Population dynamics of dominant NZ trees
Forests were the dominant vegetation cover of prehistoric New Zealand and no other ecosystem arouses the same public concern about protection of natural values.
However, forests are constantly changing, often because of prolonged response to natural and human-related disturbances. For example, forests in the central North Island are still changing as a result of influences of the Taupo eruption of c. ad 130, while those in the western South Island are constantly adjusting to movements of the Alpine Fault. Biodiversity values in forests are threatened by human-related disturbances including introduction of mammalian herbivores and forest fragmentation. The introduced herbivores cause damage ranging from subtle changes in soil biota, to pervasive changes in understorey composition, to total collapse of canopies. Responses to herbivore control are often unpredictable because they are over-ridden by poorly known background processes. Our research focuses on some key processes that drive changes in populations of New Zealand's dominant trees. The aim is to provide a national framework for understanding of the complex drivers of change in forests.

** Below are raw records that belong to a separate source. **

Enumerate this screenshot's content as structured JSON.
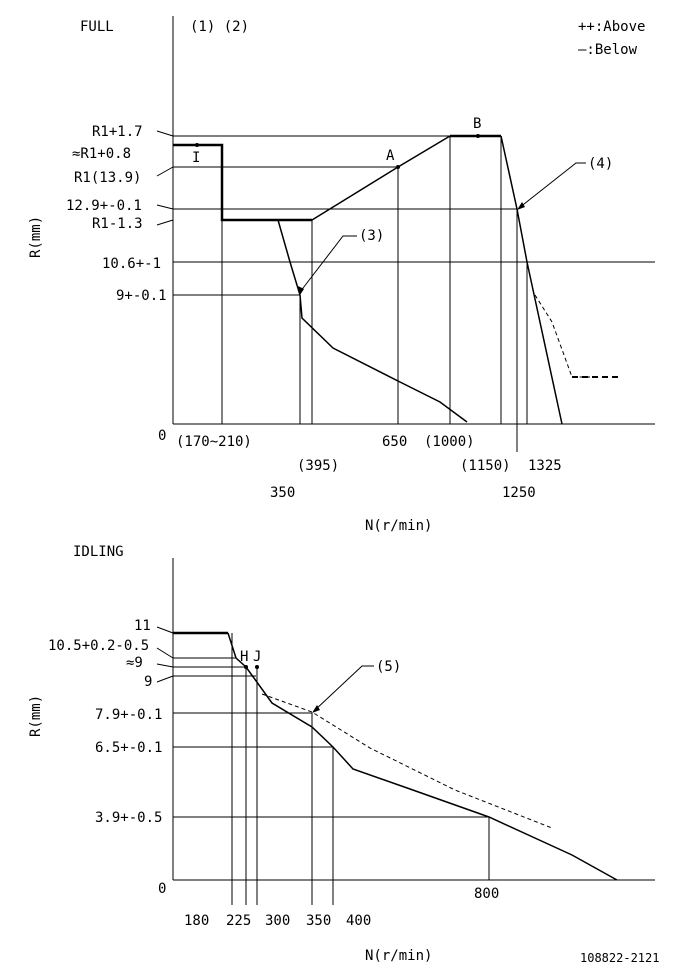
{
  "full": {
    "title": "FULL",
    "notes": "(1) (2)",
    "legend_above": "++:Above",
    "legend_below": "—:Below",
    "axis_r": "R(mm)",
    "axis_n": "N(r/min)",
    "origin": "0",
    "y_labels": {
      "r1_17": "R1+1.7",
      "r1_08": "≈R1+0.8",
      "r1_139": "R1(13.9)",
      "v129": "12.9+-0.1",
      "r1_m13": "R1-1.3",
      "v106": "10.6+-1",
      "v9": "9+-0.1"
    },
    "x_labels": {
      "x170": "(170~210)",
      "x350": "350",
      "x395": "(395)",
      "x650": "650",
      "x1000": "(1000)",
      "x1150": "(1150)",
      "x1250": "1250",
      "x1325": "1325"
    },
    "points": {
      "I": "I",
      "A": "A",
      "B": "B"
    },
    "callouts": {
      "c3": "(3)",
      "c4": "(4)"
    }
  },
  "idling": {
    "title": "IDLING",
    "axis_r": "R(mm)",
    "axis_n": "N(r/min)",
    "origin": "0",
    "y_labels": {
      "v11": "11",
      "v105": "10.5+0.2-0.5",
      "v9a": "≈9",
      "v9": "9",
      "v79": "7.9+-0.1",
      "v65": "6.5+-0.1",
      "v39": "3.9+-0.5"
    },
    "x_labels": {
      "x180": "180",
      "x225": "225",
      "x300": "300",
      "x350": "350",
      "x400": "400",
      "x800": "800"
    },
    "points": {
      "H": "H",
      "J": "J"
    },
    "callouts": {
      "c5": "(5)"
    }
  },
  "footer_code": "108822-2121"
}
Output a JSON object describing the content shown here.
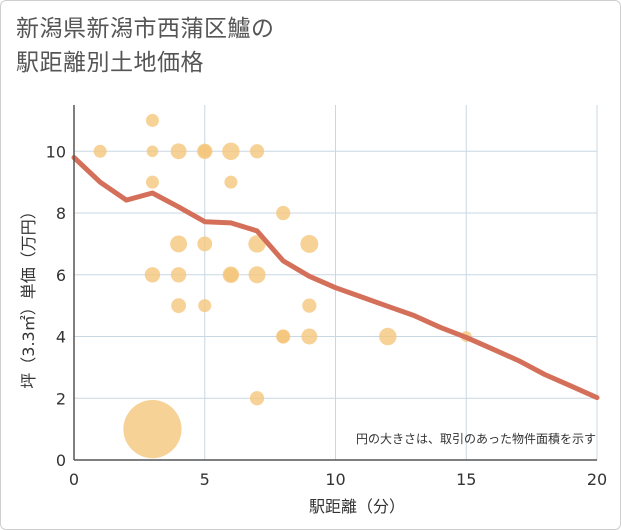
{
  "title_lines": [
    "新潟県新潟市西蒲区鱸の",
    "駅距離別土地価格"
  ],
  "note": "円の大きさは、取引のあった物件面積を示す",
  "colors": {
    "bubble": "#f5c57a",
    "line": "#d4705a",
    "grid": "#c9d7e3",
    "axis": "#555555"
  },
  "chart_data": {
    "type": "scatter",
    "title": "新潟県新潟市西蒲区鱸の駅距離別土地価格",
    "xlabel": "駅距離（分）",
    "ylabel": "坪（3.3㎡）単価（万円）",
    "xlim": [
      0,
      20
    ],
    "ylim": [
      0,
      11.5
    ],
    "xticks": [
      0,
      5,
      10,
      15,
      20
    ],
    "yticks": [
      0,
      2,
      4,
      6,
      8,
      10
    ],
    "grid": true,
    "points": [
      {
        "x": 1,
        "y": 10,
        "size": 1
      },
      {
        "x": 3,
        "y": 11,
        "size": 1
      },
      {
        "x": 3,
        "y": 10,
        "size": 0.8
      },
      {
        "x": 3,
        "y": 9,
        "size": 1
      },
      {
        "x": 3,
        "y": 6,
        "size": 1.4
      },
      {
        "x": 3,
        "y": 1,
        "size": 20
      },
      {
        "x": 4,
        "y": 10,
        "size": 1.5
      },
      {
        "x": 4,
        "y": 7,
        "size": 1.7
      },
      {
        "x": 4,
        "y": 6,
        "size": 1.4
      },
      {
        "x": 4,
        "y": 5,
        "size": 1.3
      },
      {
        "x": 5,
        "y": 10,
        "size": 1.4
      },
      {
        "x": 5,
        "y": 10,
        "size": 1
      },
      {
        "x": 5,
        "y": 7,
        "size": 1.3
      },
      {
        "x": 5,
        "y": 5,
        "size": 1
      },
      {
        "x": 6,
        "y": 10,
        "size": 1.8
      },
      {
        "x": 6,
        "y": 9,
        "size": 1
      },
      {
        "x": 6,
        "y": 6,
        "size": 1.6
      },
      {
        "x": 6,
        "y": 6,
        "size": 1.2
      },
      {
        "x": 7,
        "y": 10,
        "size": 1.2
      },
      {
        "x": 7,
        "y": 7,
        "size": 1.8
      },
      {
        "x": 7,
        "y": 6,
        "size": 1.7
      },
      {
        "x": 7,
        "y": 2,
        "size": 1.2
      },
      {
        "x": 8,
        "y": 8,
        "size": 1.2
      },
      {
        "x": 8,
        "y": 4,
        "size": 1.2
      },
      {
        "x": 8,
        "y": 4,
        "size": 1
      },
      {
        "x": 9,
        "y": 7,
        "size": 1.9
      },
      {
        "x": 9,
        "y": 5,
        "size": 1.2
      },
      {
        "x": 9,
        "y": 4,
        "size": 1.5
      },
      {
        "x": 12,
        "y": 4,
        "size": 1.8
      },
      {
        "x": 15,
        "y": 4,
        "size": 0.7
      }
    ],
    "trend": {
      "x": [
        0,
        1,
        2,
        3,
        4,
        5,
        6,
        7,
        8,
        9,
        10,
        11,
        12,
        13,
        14,
        15,
        16,
        17,
        18,
        19,
        20
      ],
      "y": [
        9.8,
        9.0,
        8.42,
        8.65,
        8.2,
        7.72,
        7.68,
        7.42,
        6.45,
        5.95,
        5.58,
        5.28,
        4.98,
        4.68,
        4.3,
        3.97,
        3.6,
        3.22,
        2.77,
        2.4,
        2.02
      ]
    }
  }
}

Understanding background changes in tree populations requires investigations at different scales in time and space. Our research has determined changes in tree populations at the hundreds-of-years scale, revealed through pollen profiles in wetlands and forest soils, to decadal levels, revealed through repeated measurements of permanent forest plots. Resolution of change in forests takes place from individual stand-level studies to national overviews of tree populations informed by widespread forest plots. Our research addresses various stages of tree life-histories, from seedlings and what factors determine their establishment and onward growth (e.g. herbivory; competition; light and nutrient availability; interactions with mycorrhizal fungi) to adults and how their growth and mortality is related to soils, competition and natural disturbance. New Zealand has data available from permanently marked forest plots with tagged individual trees that can be used to determine the extent of regeneration of dominant forest trees. These forest plots can be used to interpret tree populations from local to national scales (e.g. using data from the Ministry for the Environment's Carbon Monitoring System), with repeated measurements allowing determination of tree growth and population trends.

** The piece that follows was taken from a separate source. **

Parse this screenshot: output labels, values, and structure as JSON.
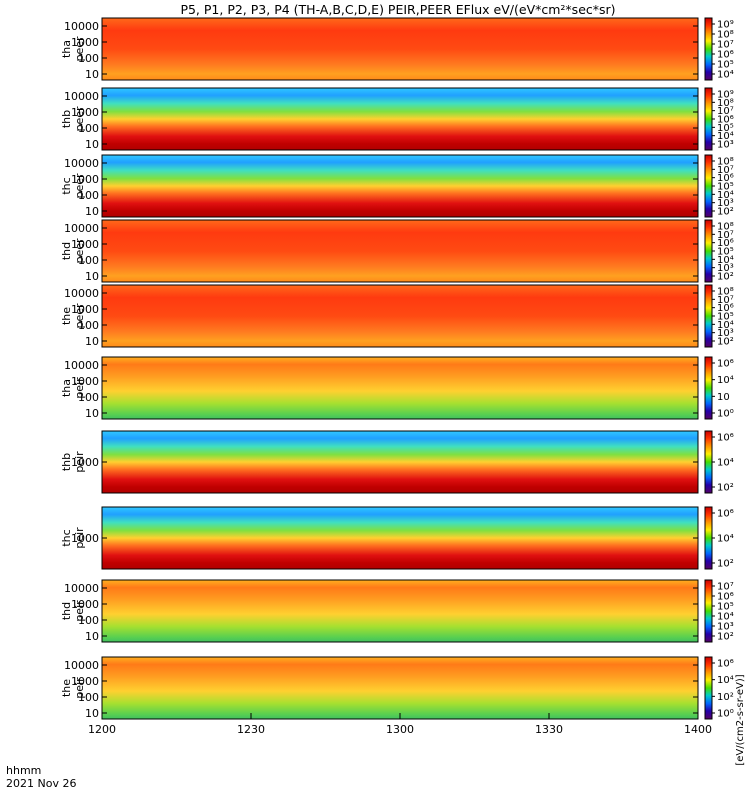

Managers of New Zealand's indigenous forests, including the Department of Conservation, tangata whenua, private individuals and Trusts, want to know if there are population imbalances and likely long-term consequences of change. They especially want to know if intervention is required to maintain populations of some dominant trees, e.g. those palatable to introduced mammals or those dispersed by bird species that are declining, such as kererū. Our research can place such trends in a long-term context - for example, have such imbalances occurred in the past before human settlement? Our research can help put imbalances in perspective - are imbalances local or widespread? Our research also puts the consequences in a whole-ecosystem context - do increasing populations of unpalatable tree species with poor litter quality lead to conditions unsuitable for future recruitment of palatable trees? We work closely with indigenous forest managers to ensure that the research is used to inform management.